Deux Cannois, fausses victimes des attentats de Paris, à nouveau condamnés pour celui de Nice
JUSTICE•Ils ont écopé de quatre et six ans de prison ferme, après deux premières peines déjà lourdes…Fabien Binacchi
L'essentiel
- Après les attentats de Paris, ils avaient déjà obtenu 60.000 € du fonds de garantie
- La localisation de leurs téléphones a prouvé qu'ils ne se trouvaient ni à Paris ni à Nice
Leur comportement, « inexcusable et que rien ne peut expliquer » selon la procureure, leur a valu une nouvelle lourde peine. Fausses victimes des attentats de Paris déjà condamnés à trois et six ans de prison, Vera Vasic et Sasa Damjanovic, deux Cannois de 29 et 36 ans, ont à nouveau écopé mercredi d’emprisonnement ferme pour avoir tenté de renouveler leur plan après l’ attaque de Nice.
Quatre années pour elle et encore six pour lui. En plus, le tribunal correctionnel de Grasse les a condamnés à une interdiction de séjour dans les Alpes-Maritimes pendant cinq ans. Et à verser chacun 1 euro de dommages et intérêts au Fonds de garantie des victimes d’actes de terrorisme (FGTI), qu’ils ont essayé une nouvelle fois d’escroquer.
Direction l’hôpital de Nice pour se faire passer pour des blessés
Le soir de l’attentat de la promenade des Anglais, le couple avait déjà perçu 60.000 euros du FTGI, à qui ils avaient réussi à faire croire qu’ils se trouvaient au stade de France le 13 novembre 2015. Mais ils en voulaient vraisemblablement plus.
« Le 14 juillet 2016, alors que vous êtes avec trois autres personnes en vacances avec vous à Cannes, vous êtes informés de ce qu’il est en train de se passer à Nice. Et vous décidez de sauter dans vos voitures pour vous rendre à l’hôpital Pasteur, engorgé par les vraies victimes. Tout ça pour raconter que vous avez été blessés dans le mouvement de foule dans le but d’obtenir une nouvelle indemnisation, relate le président du tribunal Marc Joando. Plus tard, vous décrirez même aux enquêteurs : "on a vu passer le camion, on a entendu les coups de feu, on a été piétiné". »

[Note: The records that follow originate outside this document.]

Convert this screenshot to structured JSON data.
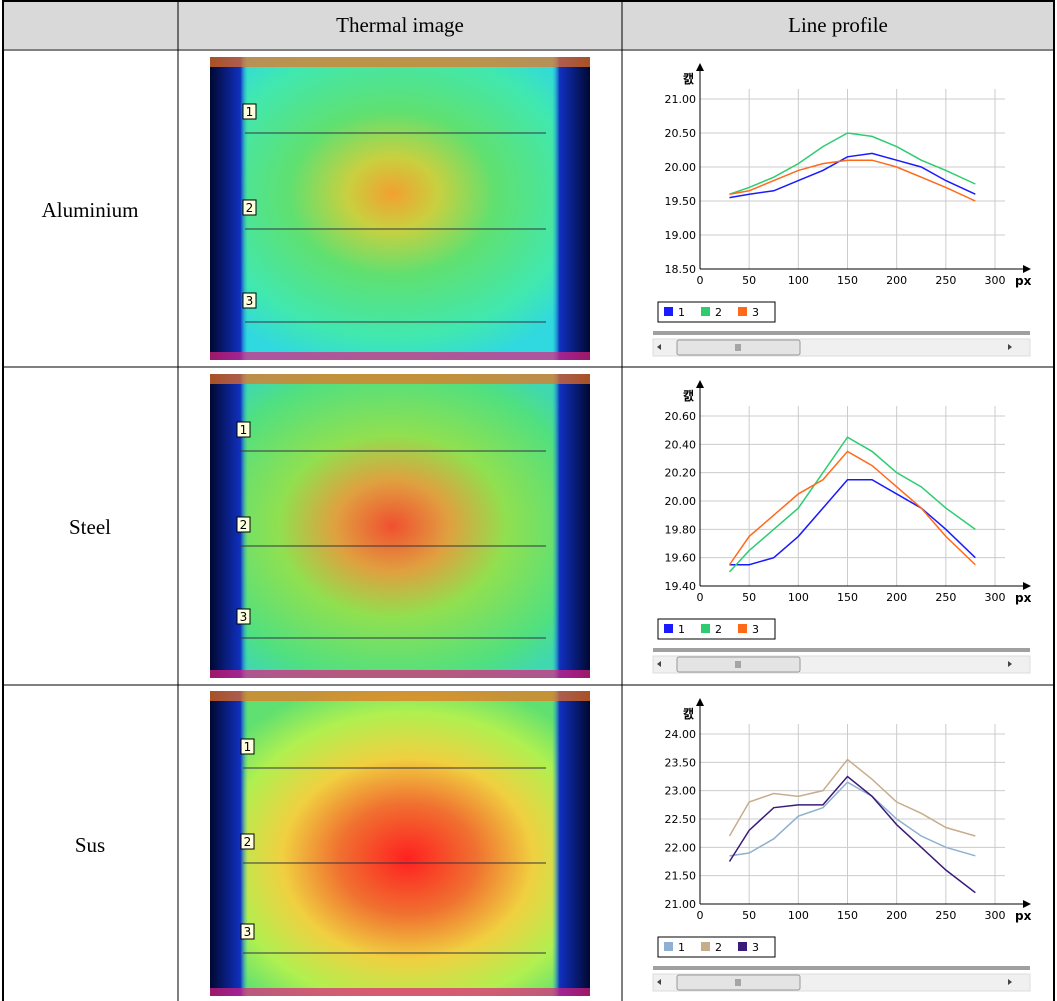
{
  "table": {
    "header": [
      "Thermal image",
      "Line profile"
    ],
    "rows": [
      {
        "material": "Aluminium",
        "markers": [
          "1",
          "2",
          "3"
        ],
        "line_profile": {
          "type": "line",
          "y_unit": "캜",
          "x_unit": "px",
          "x": [
            30,
            50,
            75,
            100,
            125,
            150,
            175,
            200,
            225,
            250,
            280
          ],
          "xlim": [
            0,
            300
          ],
          "xticks": [
            0,
            50,
            100,
            150,
            200,
            250,
            300
          ],
          "ylim": [
            18.5,
            21
          ],
          "yticks": [
            {
              "value": 18.5,
              "label": "18.50"
            },
            {
              "value": 19,
              "label": "19.00"
            },
            {
              "value": 19.5,
              "label": "19.50"
            },
            {
              "value": 20,
              "label": "20.00"
            },
            {
              "value": 20.5,
              "label": "20.50"
            },
            {
              "value": 21,
              "label": "21.00"
            }
          ],
          "series": [
            {
              "name": "1",
              "color": "#1a1aff",
              "values": [
                19.55,
                19.6,
                19.65,
                19.8,
                19.95,
                20.15,
                20.2,
                20.1,
                20.0,
                19.8,
                19.6
              ]
            },
            {
              "name": "2",
              "color": "#2ecc71",
              "values": [
                19.6,
                19.7,
                19.85,
                20.05,
                20.3,
                20.5,
                20.45,
                20.3,
                20.1,
                19.95,
                19.75
              ]
            },
            {
              "name": "3",
              "color": "#ff6a1a",
              "values": [
                19.6,
                19.65,
                19.8,
                19.95,
                20.05,
                20.1,
                20.1,
                20.0,
                19.85,
                19.7,
                19.5
              ]
            }
          ]
        }
      },
      {
        "material": "Steel",
        "markers": [
          "1",
          "2",
          "3"
        ],
        "line_profile": {
          "type": "line",
          "y_unit": "캜",
          "x_unit": "px",
          "x": [
            30,
            50,
            75,
            100,
            125,
            150,
            175,
            200,
            225,
            250,
            280
          ],
          "xlim": [
            0,
            300
          ],
          "xticks": [
            0,
            50,
            100,
            150,
            200,
            250,
            300
          ],
          "ylim": [
            19.4,
            20.6
          ],
          "yticks": [
            {
              "value": 19.4,
              "label": "19.40"
            },
            {
              "value": 19.6,
              "label": "19.60"
            },
            {
              "value": 19.8,
              "label": "19.80"
            },
            {
              "value": 20,
              "label": "20.00"
            },
            {
              "value": 20.2,
              "label": "20.20"
            },
            {
              "value": 20.4,
              "label": "20.40"
            },
            {
              "value": 20.6,
              "label": "20.60"
            }
          ],
          "series": [
            {
              "name": "1",
              "color": "#1a1aff",
              "values": [
                19.55,
                19.55,
                19.6,
                19.75,
                19.95,
                20.15,
                20.15,
                20.05,
                19.95,
                19.8,
                19.6
              ]
            },
            {
              "name": "2",
              "color": "#2ecc71",
              "values": [
                19.5,
                19.65,
                19.8,
                19.95,
                20.2,
                20.45,
                20.35,
                20.2,
                20.1,
                19.95,
                19.8
              ]
            },
            {
              "name": "3",
              "color": "#ff6a1a",
              "values": [
                19.55,
                19.75,
                19.9,
                20.05,
                20.15,
                20.35,
                20.25,
                20.1,
                19.95,
                19.75,
                19.55
              ]
            }
          ]
        }
      },
      {
        "material": "Sus",
        "markers": [
          "1",
          "2",
          "3"
        ],
        "line_profile": {
          "type": "line",
          "y_unit": "캜",
          "x_unit": "px",
          "x": [
            30,
            50,
            75,
            100,
            125,
            150,
            175,
            200,
            225,
            250,
            280
          ],
          "xlim": [
            0,
            300
          ],
          "xticks": [
            0,
            50,
            100,
            150,
            200,
            250,
            300
          ],
          "ylim": [
            21,
            24
          ],
          "yticks": [
            {
              "value": 21,
              "label": "21.00"
            },
            {
              "value": 21.5,
              "label": "21.50"
            },
            {
              "value": 22,
              "label": "22.00"
            },
            {
              "value": 22.5,
              "label": "22.50"
            },
            {
              "value": 23,
              "label": "23.00"
            },
            {
              "value": 23.5,
              "label": "23.50"
            },
            {
              "value": 24,
              "label": "24.00"
            }
          ],
          "series": [
            {
              "name": "1",
              "color": "#8fb0d0",
              "values": [
                21.85,
                21.9,
                22.15,
                22.55,
                22.7,
                23.15,
                22.9,
                22.5,
                22.2,
                22.0,
                21.85
              ]
            },
            {
              "name": "2",
              "color": "#c8ad8c",
              "values": [
                22.2,
                22.8,
                22.95,
                22.9,
                23.0,
                23.55,
                23.2,
                22.8,
                22.6,
                22.35,
                22.2
              ]
            },
            {
              "name": "3",
              "color": "#3a1a7a",
              "values": [
                21.75,
                22.3,
                22.7,
                22.75,
                22.75,
                23.25,
                22.9,
                22.4,
                22.0,
                21.6,
                21.2
              ]
            }
          ]
        }
      }
    ]
  }
}
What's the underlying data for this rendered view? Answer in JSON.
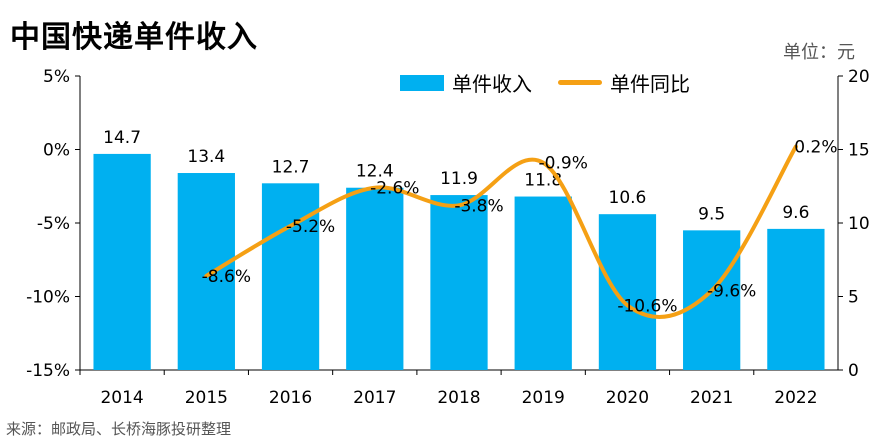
{
  "header": {
    "title": "中国快递单件收入",
    "unit": "单位：元"
  },
  "footer": {
    "source": "来源：邮政局、长桥海豚投研整理"
  },
  "colors": {
    "bar": "#00B0F0",
    "line": "#F5A014",
    "axis": "#000000",
    "grid": "#bfbfbf"
  },
  "chart_data": {
    "type": "bar",
    "categories": [
      "2014",
      "2015",
      "2016",
      "2017",
      "2018",
      "2019",
      "2020",
      "2021",
      "2022"
    ],
    "series": [
      {
        "name": "单件收入",
        "type": "bar",
        "axis": "right",
        "values": [
          14.7,
          13.4,
          12.7,
          12.4,
          11.9,
          11.8,
          10.6,
          9.5,
          9.6
        ],
        "labels": [
          "14.7",
          "13.4",
          "12.7",
          "12.4",
          "11.9",
          "11.8",
          "10.6",
          "9.5",
          "9.6"
        ]
      },
      {
        "name": "单件同比",
        "type": "line",
        "axis": "left",
        "smooth": true,
        "values": [
          null,
          -8.6,
          -5.2,
          -2.6,
          -3.8,
          -0.9,
          -10.6,
          -9.6,
          0.2
        ],
        "labels": [
          "",
          "-8.6%",
          "-5.2%",
          "-2.6%",
          "-3.8%",
          "-0.9%",
          "-10.6%",
          "-9.6%",
          "0.2%"
        ]
      }
    ],
    "left_axis": {
      "min": -15,
      "max": 5,
      "ticks": [
        "5%",
        "0%",
        "-5%",
        "-10%",
        "-15%"
      ]
    },
    "right_axis": {
      "min": 0,
      "max": 20,
      "ticks": [
        "20",
        "15",
        "10",
        "5",
        "0"
      ]
    },
    "legend": "top-center",
    "grid": false
  }
}
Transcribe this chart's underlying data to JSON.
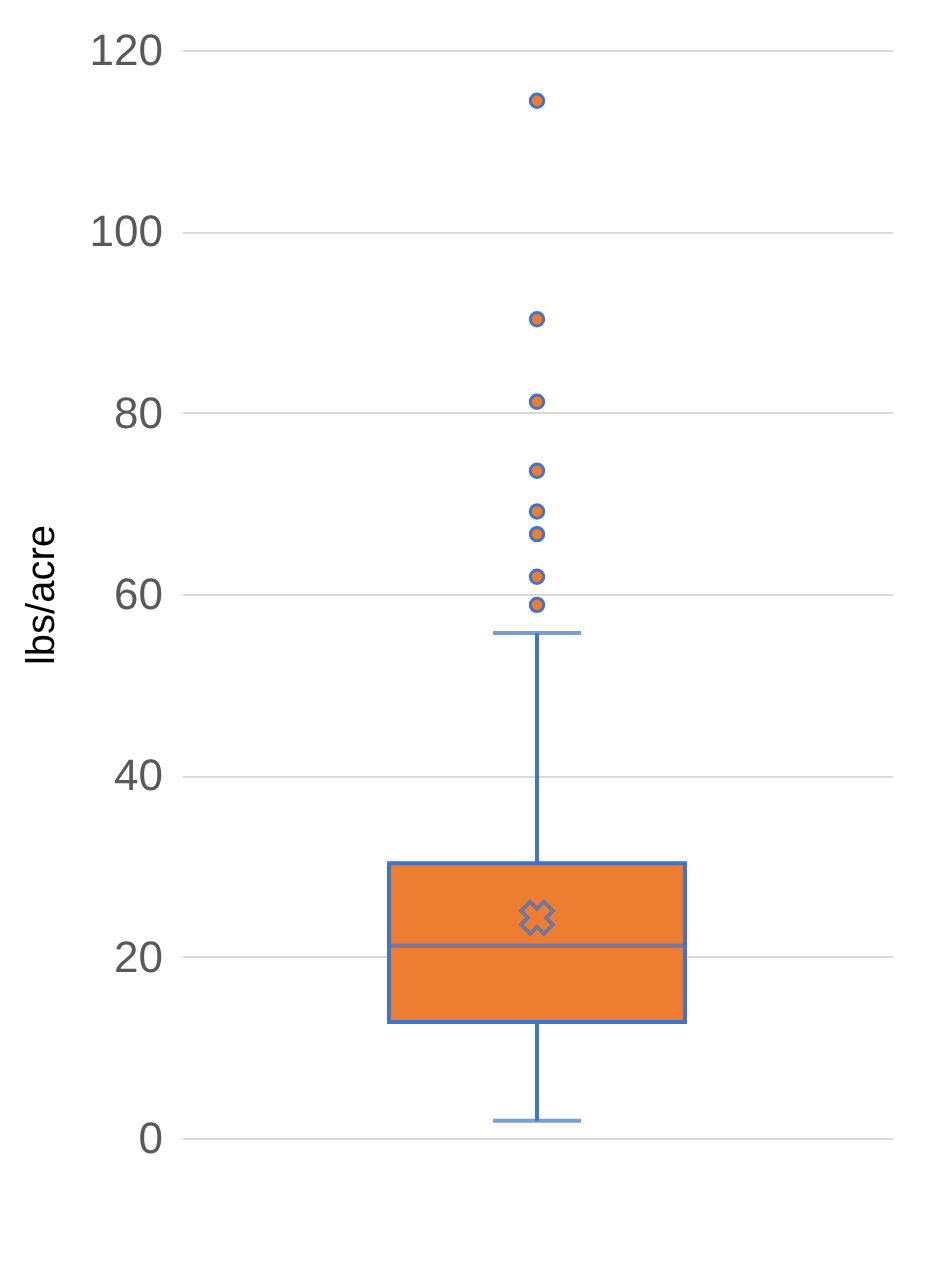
{
  "chart_data": {
    "type": "box",
    "ylabel": "lbs/acre",
    "categories": [
      null
    ],
    "boxes": [
      {
        "low": 1.9,
        "q1": 12.8,
        "median": 21.2,
        "q3": 30.3,
        "high": 55.7,
        "mean": 24.3,
        "outliers": [
          58.8,
          61.9,
          66.6,
          69.1,
          73.6,
          81.2,
          90.3,
          114.4
        ]
      }
    ],
    "color": "#ed7d31",
    "ylim": [
      0,
      120
    ],
    "yticks": [
      0,
      20,
      40,
      60,
      80,
      100,
      120
    ],
    "grid": "y",
    "tick_labels": "y"
  }
}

Les téléphones portables ont parlé
Cette deuxième demande auprès du FGTI paraît rapidement incongrue. Une enquête est déclenchée. Et leurs téléphones, localisés à Cannes au moment des deux attentats, finissent par les trahir. « Ils sont allés encombrer les urgences, les services d’enquête, et finalement toute la chaîne de l’aide aux victimes, alors qu’il y avait 86 morts encore tièdes sur la promenade des Anglais. Ces gens ont détourné le système de la solidarité nationale », a jugé Me Roland Rodriguez, l’avocat du fonds, qui s’est constitué partie civile.
« J’ai vraiment honte de ce qu’on a fait », a dit Sasa Damjanovic. « Je veux m’excuser auprès des victimes », a lâché de son côté Vera Vasic, en pleurs.
Les parents de deux jeunes enfants, qui vivaient en grande partie de prestations sociales, ont tenté d’expliquer qu’ils avaient imaginé cette escroquerie - sans complètement avoir conscience de sa portée morale - pour payer des loyers en retard et des emprunts qu’ils auraient contractés et pour lesquels ils auraient même reçu des menaces de mort. Dont le tribunal ne « trouve pas trace ». « Ils n’ont jamais déposé plainte », explique le président. « La peur domine parfois la raison », rétorque Me Jean-Pierre Andreani, l’avocat de la défense.
L’indemnité a disparu
Les 60.000 euros obtenus n’ont cependant pas servi à rembourser les impayés à leur propriétaire à hauteur de 14.000 euros. Mais alors à quoi a servi l’indemnité qui a depuis disparu ? Et à quoi auraient pu servir les sommes qu’ils allaient chercher après l’attentat de Nice ? « La vérité, c’est que cet argent n’était destiné qu’à vos propres intérêts », a soutenu la procureure Valérie Tallone, que les remords exprimés depuis le box n’ont guère convaincue.
Elle a requis cinq ans de prison pour la femme, et six ans pour son conjoint. « Vos comportements ne peuvent pas être excusés. Il n’est pas compréhensible de se faire passer pour des victimes d’actes aussi odieux », a-t-elle déclaré.